Pour Feyza Cigdem Tahmaz, une forme de "normalisation" est en marche en Turquie, sous l'impulsion de l'AKP. Longtemps des femmes turques ont été mises au ban de la société en raison du voile qu'elles portaient. "Il fallait en finir avec ce problème", déclare la présentatrice. L'exclusion était pratiquée par la junte militaire après le coup d'État de 1980. Elle a été renforcée après le renversement par les généraux du gouvernement islamiste, en 1997. Une vague de répression et de dissolutions s'était alors abattue sur les fondations et les organisations islamistes, conduisant également à l'interdiction du parti de la Vertu (Fazilet), où militaient la plupart des membres de l'actuel gouvernement. Combattu au nom de la laïcité instaurée par Mustafa Kemal Atatürk dans les années vingt, le voile est devenu un symbole, un objet de lutte pour les politiciens islamistes.
Le voile autorisé pour les fonctionnaires

Deux semaines avant la diffusion sur la TRT d'un bulletin d'information présenté par une femme voilée, un autre tabou avait été brisé. Quatre élues de l'AKP se sont présentées à l'Assemblée nationale pour siéger la tête couverte.

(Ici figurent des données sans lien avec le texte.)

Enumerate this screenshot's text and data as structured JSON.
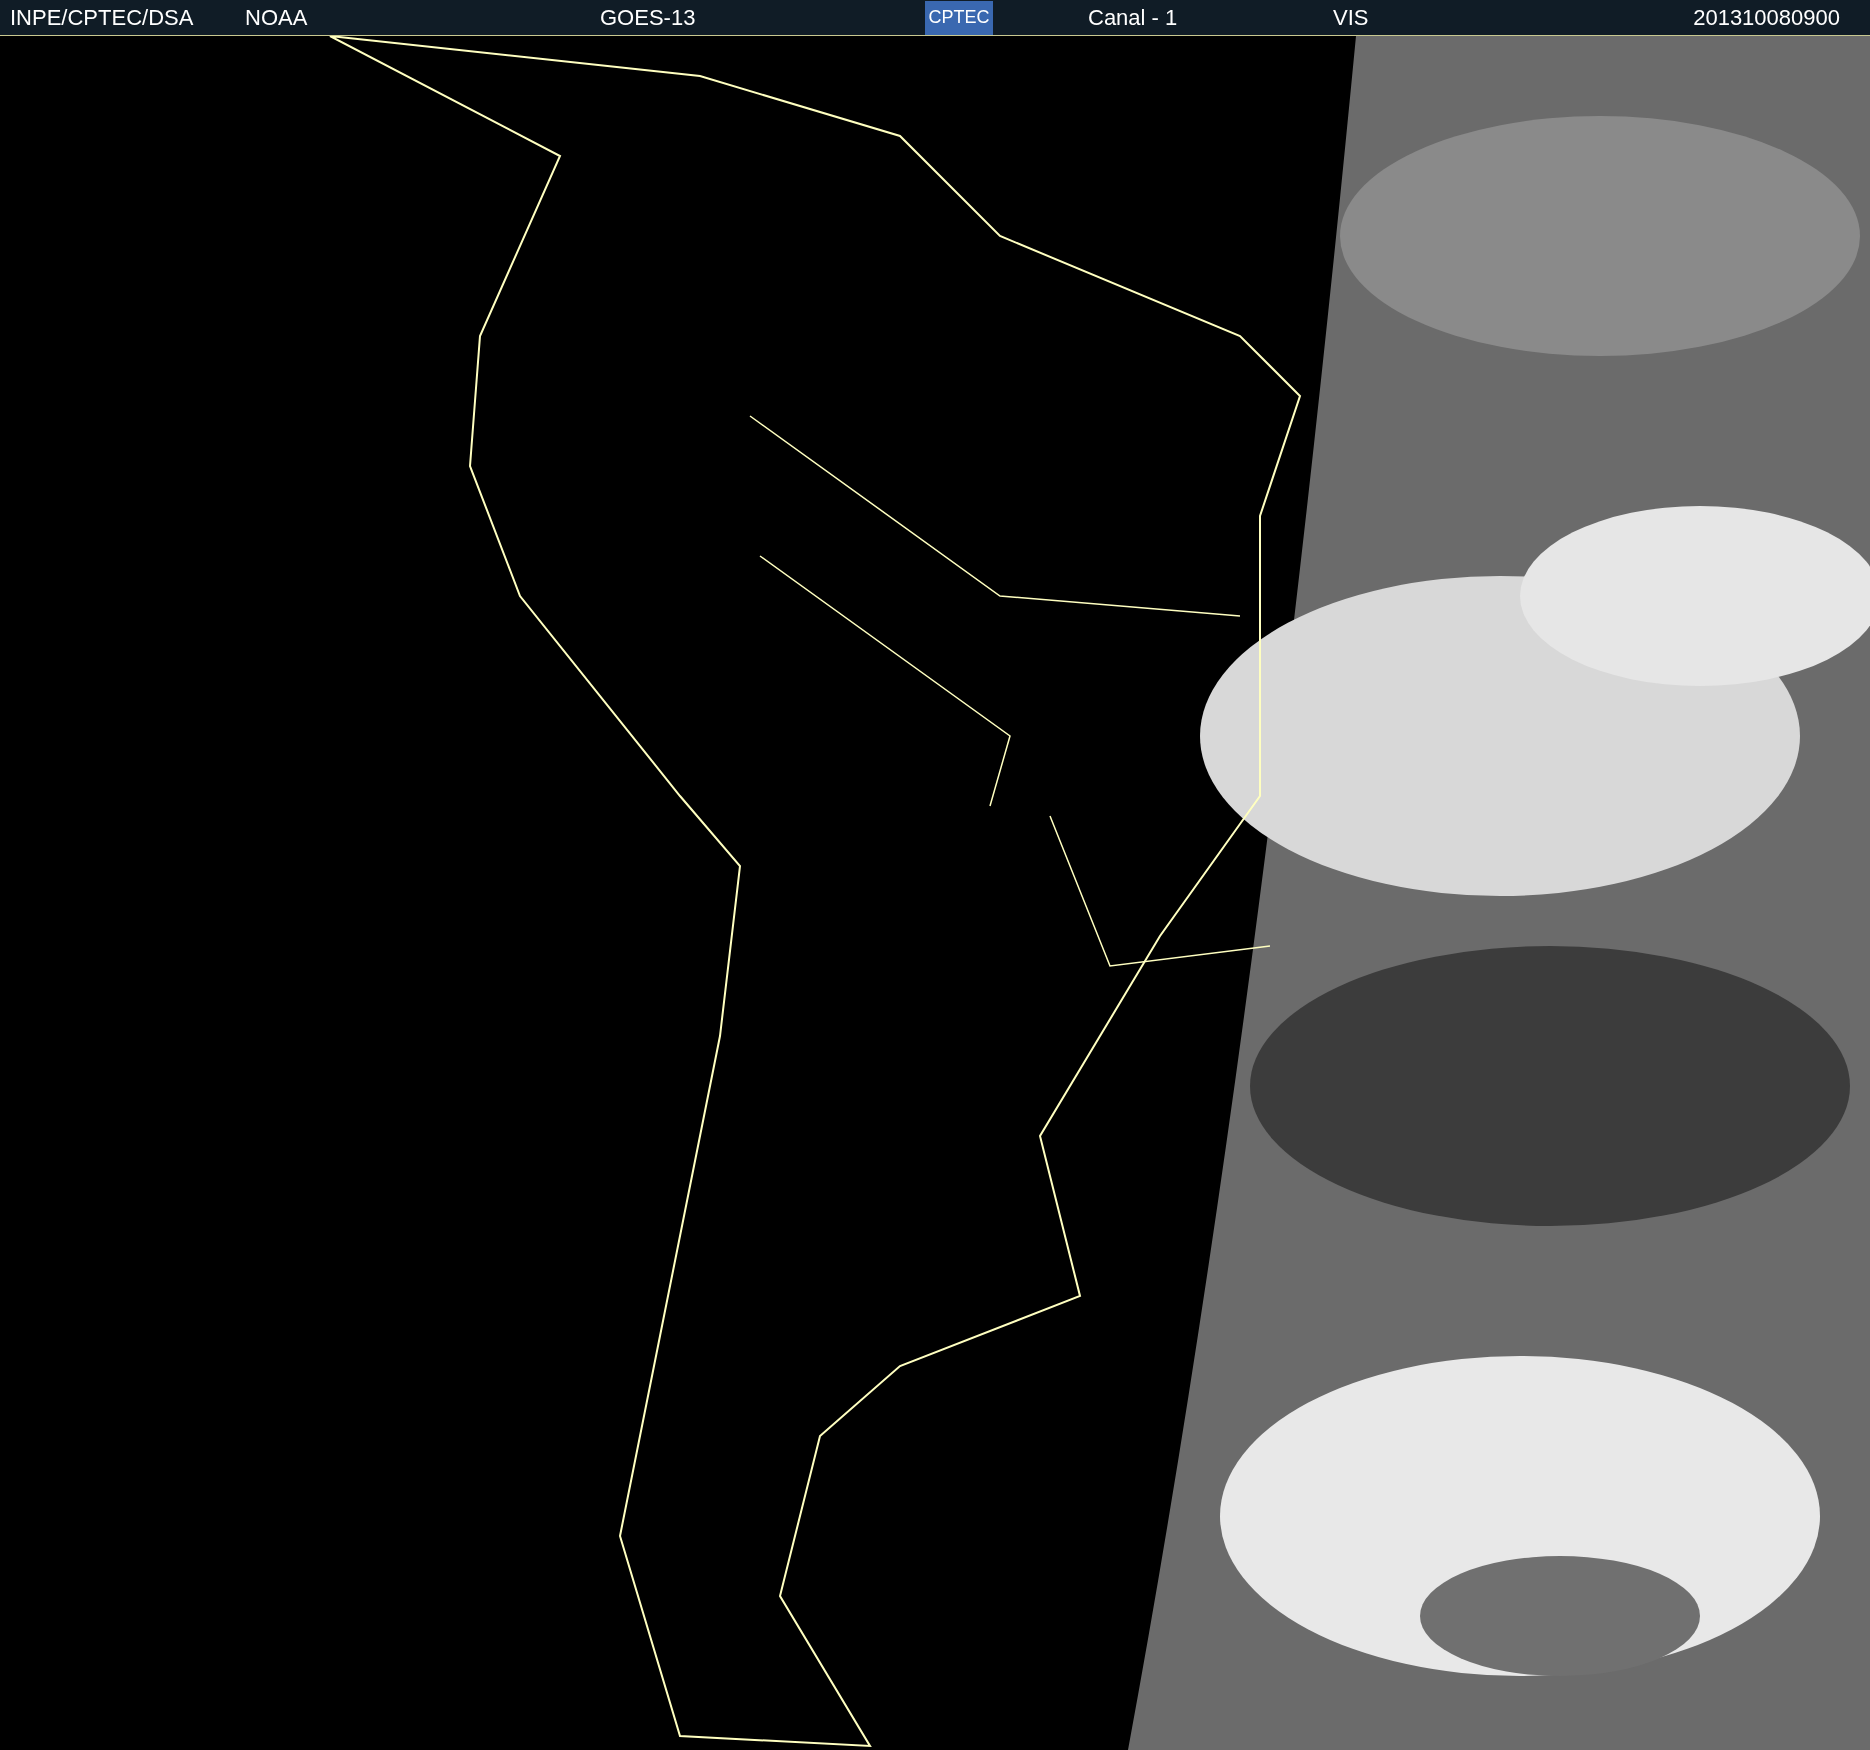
{
  "header": {
    "source": "INPE/CPTEC/DSA",
    "agency": "NOAA",
    "satellite": "GOES-13",
    "logo": "CPTEC",
    "channel": "Canal - 1",
    "band": "VIS",
    "timestamp": "201310080900"
  }
}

Les quatre femmes, qui avaient été élues non voilées en 2011, ont expliqué avoir fait ce choix de vie depuis leur pèlerinage à La Mecque, accompli cette année. "J'attends que tout le monde respecte ma décision. Le voile est une question entre un fidèle et son Dieu", a déclaré l'une d'elles, Gönül Sahkulubey.

Cette entrée au Parlement a été rendue possible par la levée de l'interdiction légale qui pesait sur les employées de la fonction publique. Une mesure soutenue par le pouvoir. "Chacun doit respecter la décision de nos soeurs", a déclaré le Premier ministre Recep Tayyip Erdogan. Fin septembre, il avait annoncé dans son "paquet démocratique", la fin de l'obligation faite aux fonctionnaires d'officier tête nue. Infirmières, enseignantes, avocates, employées de bureau sont désormais autorisées à arborer le symbole religieux sur leur lieu de travail. Quelques exceptions sont maintenues pour l'armée, la police et la magistrature.

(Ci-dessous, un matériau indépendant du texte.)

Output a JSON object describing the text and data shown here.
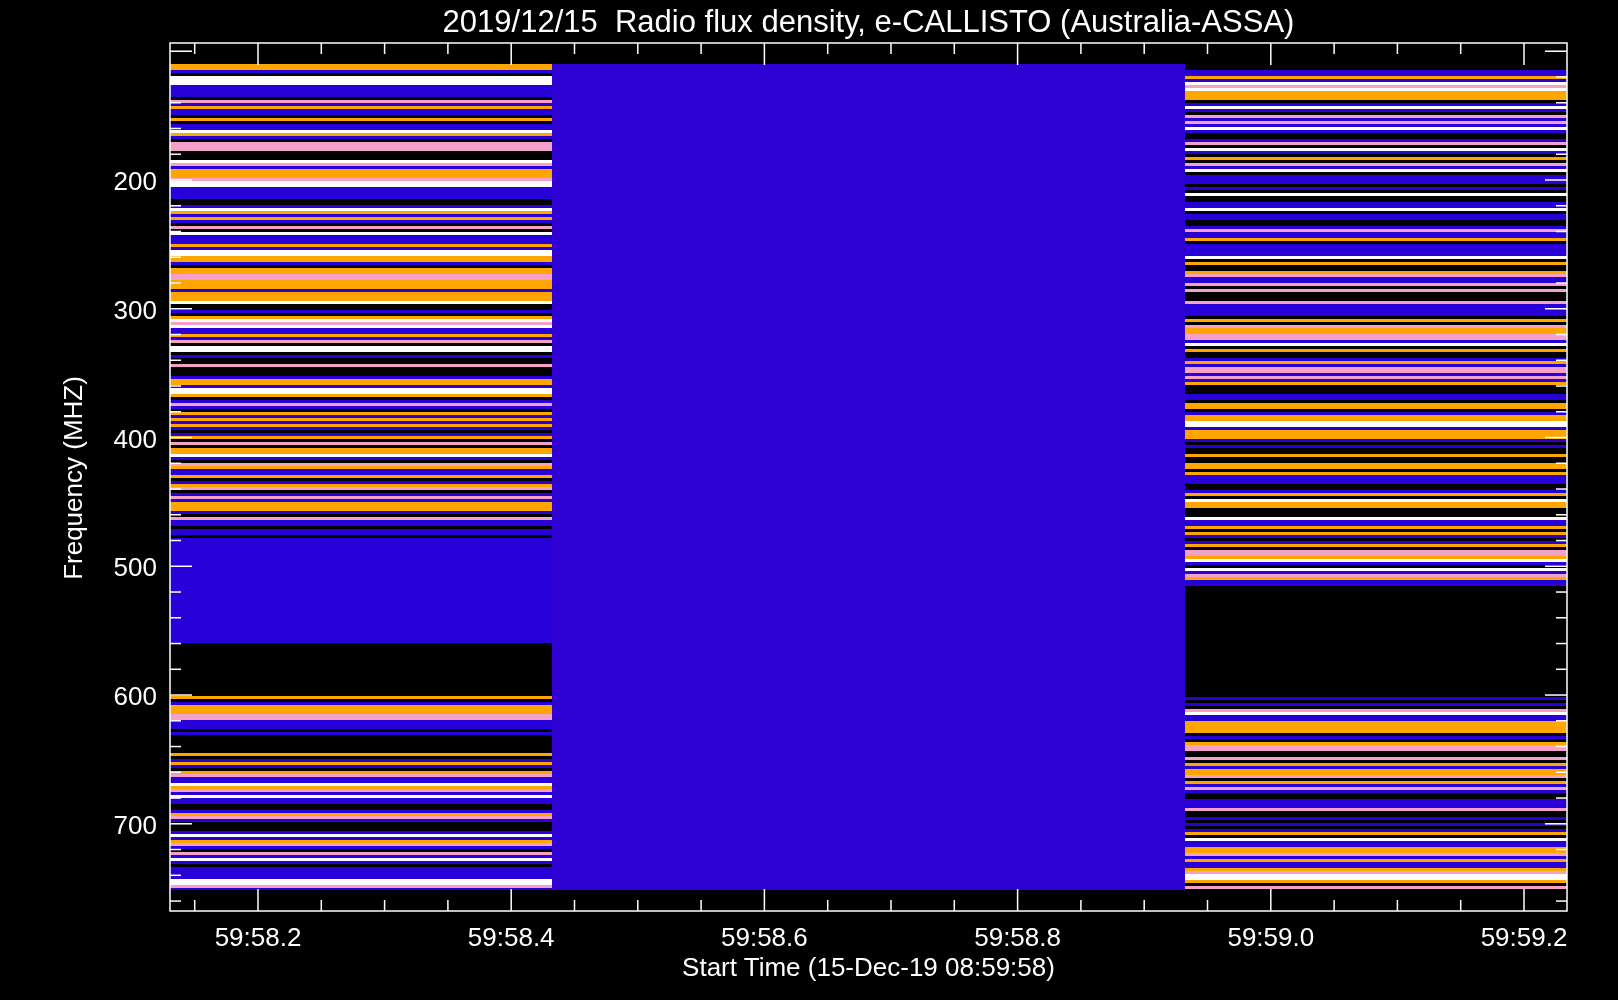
{
  "title": "2019/12/15  Radio flux density, e-CALLISTO (Australia-ASSA)",
  "plot": {
    "ylabel": "Frequency (MHZ)",
    "xlabel": "Start Time (15-Dec-19 08:59:58)",
    "yticks": [
      "200",
      "300",
      "400",
      "500",
      "600",
      "700"
    ],
    "xticks": [
      "59:58.2",
      "59:58.4",
      "59:58.6",
      "59:58.8",
      "59:59.0",
      "59:59.2"
    ]
  }
}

La nouvelle visibilité du voile, qui est porté par environ deux tiers des femmes turques, une proportion stable, continue de diviser la société turque. La majorité des partis politiques sont favorables à l'insertion professionnelle des femmes voilées au nom de la "liberté de croyance". À condition que les femmes qui ont choisi un autre mode de vie ne subissent pas la pression de ce modèle conservateur.
Évolution des moeurs

Mais pour une frange attachée à la laïcité kémaliste, Erdogan instrumentalise le voile à des fins électorales. Le député Faruk Logoglu, du parti kémaliste (CHP), principale force d'opposition, a jugé que le voile représente une mentalité anti-laïque". C'est pour ce motif que l'armée s'opposait, en 2007, à l'élection à la présidence de la République du candidat Abdullah Gül, dont la femme portait le foulard. Cela ne l'a pas empêché d'être élu.

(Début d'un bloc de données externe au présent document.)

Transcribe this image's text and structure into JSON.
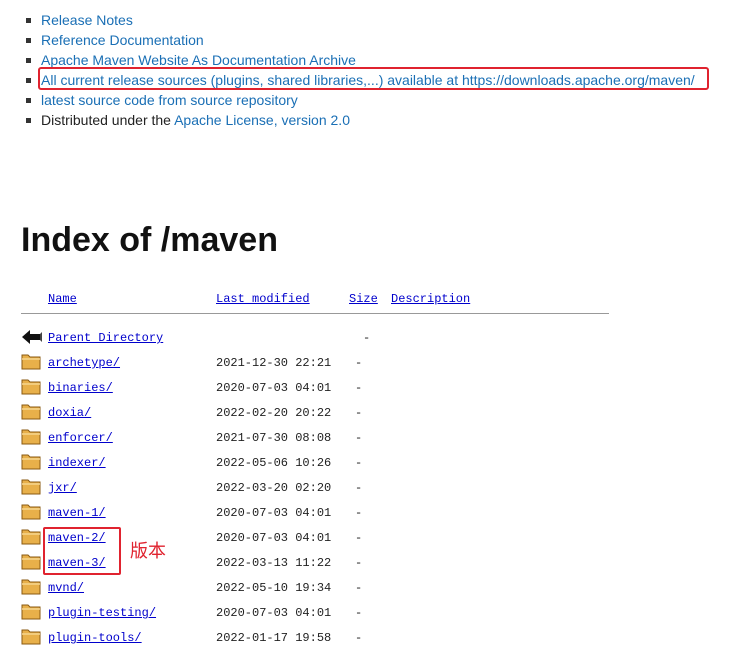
{
  "links": [
    {
      "text": "Release Notes"
    },
    {
      "text": "Reference Documentation"
    },
    {
      "text": "Apache Maven Website As Documentation Archive"
    },
    {
      "text": "All current release sources (plugins, shared libraries,...) available at https://downloads.apache.org/maven/"
    },
    {
      "text": "latest source code from source repository"
    },
    {
      "prefix": "Distributed under the ",
      "text": "Apache License, version 2.0"
    }
  ],
  "heading": "Index of /maven",
  "table": {
    "headers": {
      "name": "Name",
      "modified": "Last modified",
      "size": "Size",
      "description": "Description"
    },
    "parent": {
      "name": "Parent Directory",
      "size": "-"
    },
    "rows": [
      {
        "name": "archetype/",
        "modified": "2021-12-30 22:21",
        "size": "-"
      },
      {
        "name": "binaries/",
        "modified": "2020-07-03 04:01",
        "size": "-"
      },
      {
        "name": "doxia/",
        "modified": "2022-02-20 20:22",
        "size": "-"
      },
      {
        "name": "enforcer/",
        "modified": "2021-07-30 08:08",
        "size": "-"
      },
      {
        "name": "indexer/",
        "modified": "2022-05-06 10:26",
        "size": "-"
      },
      {
        "name": "jxr/",
        "modified": "2022-03-20 02:20",
        "size": "-"
      },
      {
        "name": "maven-1/",
        "modified": "2020-07-03 04:01",
        "size": "-"
      },
      {
        "name": "maven-2/",
        "modified": "2020-07-03 04:01",
        "size": "-"
      },
      {
        "name": "maven-3/",
        "modified": "2022-03-13 11:22",
        "size": "-"
      },
      {
        "name": "mvnd/",
        "modified": "2022-05-10 19:34",
        "size": "-"
      },
      {
        "name": "plugin-testing/",
        "modified": "2020-07-03 04:01",
        "size": "-"
      },
      {
        "name": "plugin-tools/",
        "modified": "2022-01-17 19:58",
        "size": "-"
      }
    ]
  },
  "annotation": {
    "label": "版本",
    "color": "#e0232f"
  },
  "colors": {
    "link": "#1a6fb5",
    "listing_link": "#0000cc",
    "highlight": "#e0232f",
    "folder": "#e8b04a"
  }
}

La Turquie a en tout cas nettement évolué depuis les années 90. À l'époque, la députée du parti de la Vertu, Merve Kavakçi, s'était présentée à la séance inaugurale de la nouvelle assemblée vêtue de son hijab. L'apparition avait provoqué un tollé et la jeune femme avait été exclue manu militari du Parlement, déchue de son mandat et même, par la suite, de sa nationalité turque. Elle vit depuis aux États-Unis, pays plus libéral en la matière.

C'est aussi aux États-Unis qu'étaient parties étudier les filles de Recep Tayyip Erdogan pour ne pas avoir à renoncer à leur voile, au début des années 2000. C'était avant la réforme, en 2008, dans les universités turques. Après un long débat, le gouvernement avait finalement ordonné par décret aux recteurs de tolérer les étudiantes voilées dans leurs établissements. Jusque-là, elles devaient se découvrir avant de franchir les grilles. Certaines n'hésitaient pas à se coiffer d'une perruque pour contourner l'interdiction. Cette réforme avait braqué les milieux laïques. Cinq ans plus tard, le débat est moins passionné. Aujourd'hui, Sümeyya Erdogan, l'aînée, coiffée de son hijab, accompagne son père dans tous ses déplacements, en Turquie comme à l'étranger.